The following Tools and Strategies to enhance learning and promote cognitive growth are used:
Bright Start (Foundation 1 and 2)
De Bono-6 Thinking Hats
Habits of Mind
Reflective Questioning and Mediation
Visible Thinking Routines
Basic patterns of thought such as planning, organising, shifting between tasks, goal setting, working memory and self-monitoring are slow to develop in children with learning differences. Explicit and regularly repeated teaching of these skills is required through the daily use of strategies, checklists and goals. Each child is provided with his/her own strategy file that best suits his/her learning.
We have found that Thinking Maps, developed by David Hyerle, lend themselves beautifully to our metacognitive and strategy learning curriculum.
The eight Thinking Maps correspond to eight fundamental metacognitive processes such as describing in context; describing qualities; comparing and contrasting; classifying; whole part relationships; sequencing; cause and effect; and analogical thinking.
All maps are set in a metacognitive frame that facilitates reflection. These eight fundamental Thinking Maps form a transformative language for learning and are eminently suited for our learners. They provide structure and organisation and they are used throughout the school.

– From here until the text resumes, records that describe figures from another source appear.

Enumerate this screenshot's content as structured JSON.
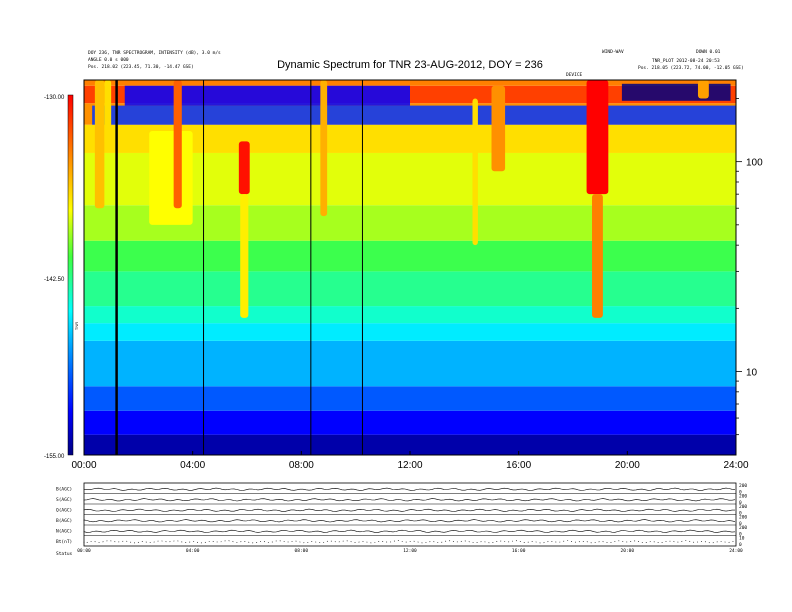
{
  "chart_data": {
    "type": "heatmap",
    "title": "Dynamic Spectrum for TNR 23-AUG-2012, DOY = 236",
    "header_left": [
      "DOY 236, TNR SPECTROGRAM, INTENSITY (dB), 3.0 m/s",
      "ANGLE 0.0 s 000",
      "Pos. 218.02 (223.45, 71.30, -14.47 GSE)"
    ],
    "header_right": [
      "WIND-WAV",
      "DOWN 0.01",
      "TNR_PLOT 2012-08-24 20:53",
      "Pos. 218.05 (223.72, 74.00, -12.05 GSE)"
    ],
    "colorbar": {
      "label": "TNR",
      "ticks": [
        "-130.00",
        "-142.50",
        "-155.00"
      ],
      "range": [
        -155.0,
        -130.0
      ]
    },
    "x": {
      "ticks": [
        "00:00",
        "04:00",
        "08:00",
        "12:00",
        "16:00",
        "20:00",
        "24:00"
      ],
      "range_hours": [
        0,
        24
      ]
    },
    "y": {
      "scale": "log",
      "ticks": [
        "100",
        "10"
      ],
      "range_khz": [
        4.0,
        245.0
      ]
    },
    "annotations": [
      "DEVICE"
    ],
    "data_gaps_hours": [
      1.2,
      4.4,
      8.35,
      10.25
    ],
    "background_bands": [
      {
        "f_low": 4.0,
        "f_high": 5.0,
        "db": -154.0
      },
      {
        "f_low": 5.0,
        "f_high": 6.5,
        "db": -152.0
      },
      {
        "f_low": 6.5,
        "f_high": 8.5,
        "db": -149.5
      },
      {
        "f_low": 8.5,
        "f_high": 14.0,
        "db": -147.0
      },
      {
        "f_low": 14.0,
        "f_high": 17.0,
        "db": -145.5
      },
      {
        "f_low": 17.0,
        "f_high": 20.5,
        "db": -144.0
      },
      {
        "f_low": 20.5,
        "f_high": 30.0,
        "db": -142.8
      },
      {
        "f_low": 30.0,
        "f_high": 42.0,
        "db": -141.5
      },
      {
        "f_low": 42.0,
        "f_high": 62.0,
        "db": -139.5
      },
      {
        "f_low": 62.0,
        "f_high": 110.0,
        "db": -138.5
      },
      {
        "f_low": 110.0,
        "f_high": 150.0,
        "db": -137.0
      },
      {
        "f_low": 150.0,
        "f_high": 190.0,
        "db": -134.5
      },
      {
        "f_low": 190.0,
        "f_high": 230.0,
        "db": -132.0
      },
      {
        "f_low": 230.0,
        "f_high": 245.0,
        "db": -134.0
      }
    ],
    "bursts": [
      {
        "t_start": 0.4,
        "t_end": 0.75,
        "f_low": 60.0,
        "f_high": 245.0,
        "db": -136.0
      },
      {
        "t_start": 0.75,
        "t_end": 1.0,
        "f_low": 120.0,
        "f_high": 245.0,
        "db": -137.0
      },
      {
        "t_start": 2.4,
        "t_end": 4.0,
        "f_low": 50.0,
        "f_high": 140.0,
        "db": -138.0
      },
      {
        "t_start": 3.3,
        "t_end": 3.6,
        "f_low": 60.0,
        "f_high": 245.0,
        "db": -133.0
      },
      {
        "t_start": 5.7,
        "t_end": 6.1,
        "f_low": 70.0,
        "f_high": 125.0,
        "db": -130.5
      },
      {
        "t_start": 5.75,
        "t_end": 6.05,
        "f_low": 18.0,
        "f_high": 70.0,
        "db": -137.5
      },
      {
        "t_start": 8.7,
        "t_end": 8.95,
        "f_low": 55.0,
        "f_high": 245.0,
        "db": -135.5
      },
      {
        "t_start": 14.3,
        "t_end": 14.5,
        "f_low": 40.0,
        "f_high": 200.0,
        "db": -137.0
      },
      {
        "t_start": 15.0,
        "t_end": 15.5,
        "f_low": 90.0,
        "f_high": 230.0,
        "db": -134.5
      },
      {
        "t_start": 18.5,
        "t_end": 19.3,
        "f_low": 70.0,
        "f_high": 245.0,
        "db": -130.0
      },
      {
        "t_start": 18.7,
        "t_end": 19.1,
        "f_low": 18.0,
        "f_high": 70.0,
        "db": -134.0
      },
      {
        "t_start": 22.6,
        "t_end": 23.0,
        "f_low": 200.0,
        "f_high": 245.0,
        "db": -135.0
      }
    ],
    "quiet_regions": [
      {
        "t_start": 19.8,
        "t_end": 23.8,
        "f_low": 195.0,
        "f_high": 235.0,
        "db": -155.0
      },
      {
        "t_start": 0.3,
        "t_end": 24.0,
        "f_low": 150.0,
        "f_high": 185.0,
        "db": -150.5
      },
      {
        "t_start": 1.5,
        "t_end": 12.0,
        "f_low": 185.0,
        "f_high": 230.0,
        "db": -152.0
      }
    ],
    "stack_panels": {
      "labels": [
        "B(AGC)",
        "S(AGC)",
        "Q(AGC)",
        "B(AGC)",
        "N(AGC)",
        "Bt(nT)"
      ],
      "right_ticks": [
        [
          "200",
          "0"
        ],
        [
          "200",
          "0"
        ],
        [
          "200",
          "0"
        ],
        [
          "200",
          "0"
        ],
        [
          "200",
          "0"
        ],
        [
          "10",
          "0"
        ]
      ],
      "x_ticks": [
        "00:00",
        "04:00",
        "08:00",
        "12:00",
        "16:00",
        "20:00",
        "24:00"
      ],
      "footer_label": "Status"
    }
  }
}
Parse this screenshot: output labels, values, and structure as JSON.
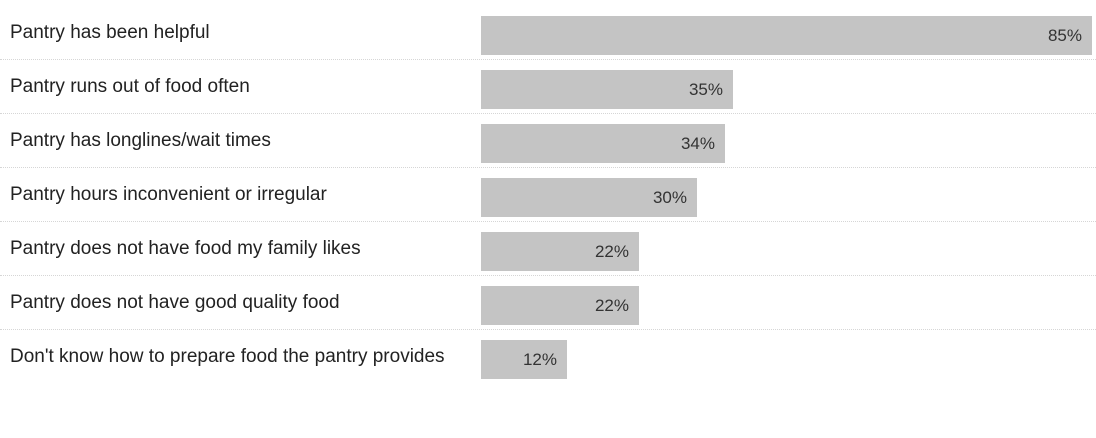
{
  "chart_data": {
    "type": "bar",
    "orientation": "horizontal",
    "categories": [
      "Pantry has been helpful",
      "Pantry runs out of food often",
      "Pantry has longlines/wait times",
      "Pantry hours inconvenient or irregular",
      "Pantry does not have food my family likes",
      "Pantry does not have good quality food",
      "Don't know how to prepare food the pantry provides"
    ],
    "values": [
      85,
      35,
      34,
      30,
      22,
      22,
      12
    ],
    "value_labels": [
      "85%",
      "35%",
      "34%",
      "30%",
      "22%",
      "22%",
      "12%"
    ],
    "unit": "%",
    "xlim": [
      0,
      85
    ],
    "grid": false,
    "legend": "none",
    "colors": {
      "bar": "#c4c4c4",
      "text": "#222222"
    }
  }
}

Our children love the Habits and are able to label them and see value in them – for example, “finding humour” or “working interdependently” (not easy tasks for children on the autism disorder spectrum). “Thinking and communicating with clarity and precision” is another great habit to focus on for children with expressive language difficulties.
Recently, we introduced Ron Ritchhart’s Visible Thinking Routines.12 Routines such as chalk/talk or think-puzzle-explore uncover students’ thinking and establish a culture of thinking together aloud. In our classrooms, our children’s thinking is noticed, respected and encouraged by the teacher and by each other, thus fostering a culture of listening and learning together.
To those children who experience serious working memory problems, we offer Cogmed, an online working memory program frequently used in schools in the US, Sweden and the UK. Working memory is the ability to retain and manipulate information for a few seconds or more. This temporary storage and manipulation of information is necessary for complex cognitive tasks such as comprehension, learning and reasoning.
Edward de Bono is the founding father of these six thinking hats technique and wrote a book about this called the Six Thinking Hats in 1985. Learners are encouraged to think of situations and possible solutions from a different perspective, thereby engaging them in being empathetic; looking at problems and solutions differently and equipping learners with complex decision-making processes.